Caliph aimed one of the railing-mounted spyglasses and discovered they were armed with swords, pitchforks and probably a handful of chemical grenades. They were local militia lacking uniforms or armor. Some of their fellows loped along trails presumably hidden at ground level, darting under leafless trees that hardly camouflaged them from the sky.

They were getting ready.

But Brt cowered in the folded hills eight miles west of Isca. And if Saergaeth made it to Burt, Caliph knew nothing else would stop him.

In the cold air over Glmwood, Caliph squinted, checked charts and finally made out at nearly twenty-five miles just exactly what he was up against. Tiny flecks of red had begun to resolve against the hazy western chalkboard of the sky. Saergaeth’s zeppelin fleet numbered one hundred thirty-four according to the latest intelligence.

As the intervening miles shortened, the young soldiers on the deck looked solemnly west. Saergaeth’s cloud of measles swelled to the size of ruby-bellied reed flies, then cherries and, finally, they looked like great crimson balloons filled with blood.

Saergaeth had dyed his entire fleet red.

The crew began to take turns looking through the spyglass. They smoked nervously and peered into the lens.

One of the men cursed and grinned. He read the numbers painted on the taut skins and started calling them out. Caliph was looking too. He could see the enemy airmen walk across somehow hostile decks, smoke and look east through similar spyglasses. Caliph felt awed by the resolve. All around him, his men were ready to die and Saergaeth’s aeronauts were strange mirrors or doppelgangers.

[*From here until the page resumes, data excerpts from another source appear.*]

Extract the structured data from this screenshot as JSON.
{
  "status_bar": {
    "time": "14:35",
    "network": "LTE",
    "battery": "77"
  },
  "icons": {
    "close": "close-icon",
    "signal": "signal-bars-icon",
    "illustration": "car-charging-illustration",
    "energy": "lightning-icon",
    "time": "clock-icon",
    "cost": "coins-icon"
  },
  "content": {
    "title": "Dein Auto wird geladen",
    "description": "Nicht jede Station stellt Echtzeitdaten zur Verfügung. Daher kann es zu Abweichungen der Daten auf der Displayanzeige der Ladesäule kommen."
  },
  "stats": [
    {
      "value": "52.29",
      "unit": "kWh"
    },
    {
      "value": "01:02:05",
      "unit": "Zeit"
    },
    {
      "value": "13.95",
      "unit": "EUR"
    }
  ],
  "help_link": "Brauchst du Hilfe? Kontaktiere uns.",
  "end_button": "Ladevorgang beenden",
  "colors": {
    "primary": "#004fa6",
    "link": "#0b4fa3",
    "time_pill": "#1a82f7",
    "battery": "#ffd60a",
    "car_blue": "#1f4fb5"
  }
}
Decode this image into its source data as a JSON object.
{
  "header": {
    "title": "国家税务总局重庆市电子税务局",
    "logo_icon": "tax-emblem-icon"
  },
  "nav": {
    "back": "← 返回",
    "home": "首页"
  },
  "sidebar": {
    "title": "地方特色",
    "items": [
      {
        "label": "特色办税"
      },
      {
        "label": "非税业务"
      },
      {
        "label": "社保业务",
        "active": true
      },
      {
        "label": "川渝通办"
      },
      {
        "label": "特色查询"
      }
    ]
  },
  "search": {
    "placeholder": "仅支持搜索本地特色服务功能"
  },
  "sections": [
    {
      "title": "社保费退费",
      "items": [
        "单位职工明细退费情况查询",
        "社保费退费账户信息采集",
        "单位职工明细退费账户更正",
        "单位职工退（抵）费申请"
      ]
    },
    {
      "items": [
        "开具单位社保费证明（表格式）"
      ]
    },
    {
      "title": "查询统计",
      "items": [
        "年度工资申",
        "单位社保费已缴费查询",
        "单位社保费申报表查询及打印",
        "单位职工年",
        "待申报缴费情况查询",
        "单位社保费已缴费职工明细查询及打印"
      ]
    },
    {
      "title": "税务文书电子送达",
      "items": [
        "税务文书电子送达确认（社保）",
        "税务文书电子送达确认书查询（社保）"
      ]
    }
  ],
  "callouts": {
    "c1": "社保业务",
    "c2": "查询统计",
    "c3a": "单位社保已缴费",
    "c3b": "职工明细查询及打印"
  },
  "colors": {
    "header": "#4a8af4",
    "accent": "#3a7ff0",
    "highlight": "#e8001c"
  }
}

The landscape below drifted in pastel grays, surreal and quiet except for five choratium horrors plowing through the snow. The Iscan heavies were heading west, ordered to provide ground support for the High King’s tiny fleet.

The Byun-Ghala had caught up with the rest of the airships. It slid between a pair of leviathans, a spiny minnow between goliath pike. Airmen on the other ships flashed signal lights in salute as the High King’s tiny dirigible sped past.

A condensation trail arced suddenly into the sky, launched from one of the Iscan heavies. Like a crayfish darting in clear water, it left an organic muddy-looking trail. The projectile reached its zenith over a cavalry of light Iscan engines and plummeted past them into Saergaeth’s ranks of heavy foot. It detonated remote catastrophe. Orange smoke surged like a sudden mushroom. An exclamation point above imperceptible carnage that served to mark the beginning.

Saergaeth’s array was highly visible now. Floating from the Greencap Mountains with a kind of fatuous malignancy. Perhaps Miskatoll had built more. By Caliph’s estimate, nearly two hundred zeppelins darkened the sky, many nearly half a mile long.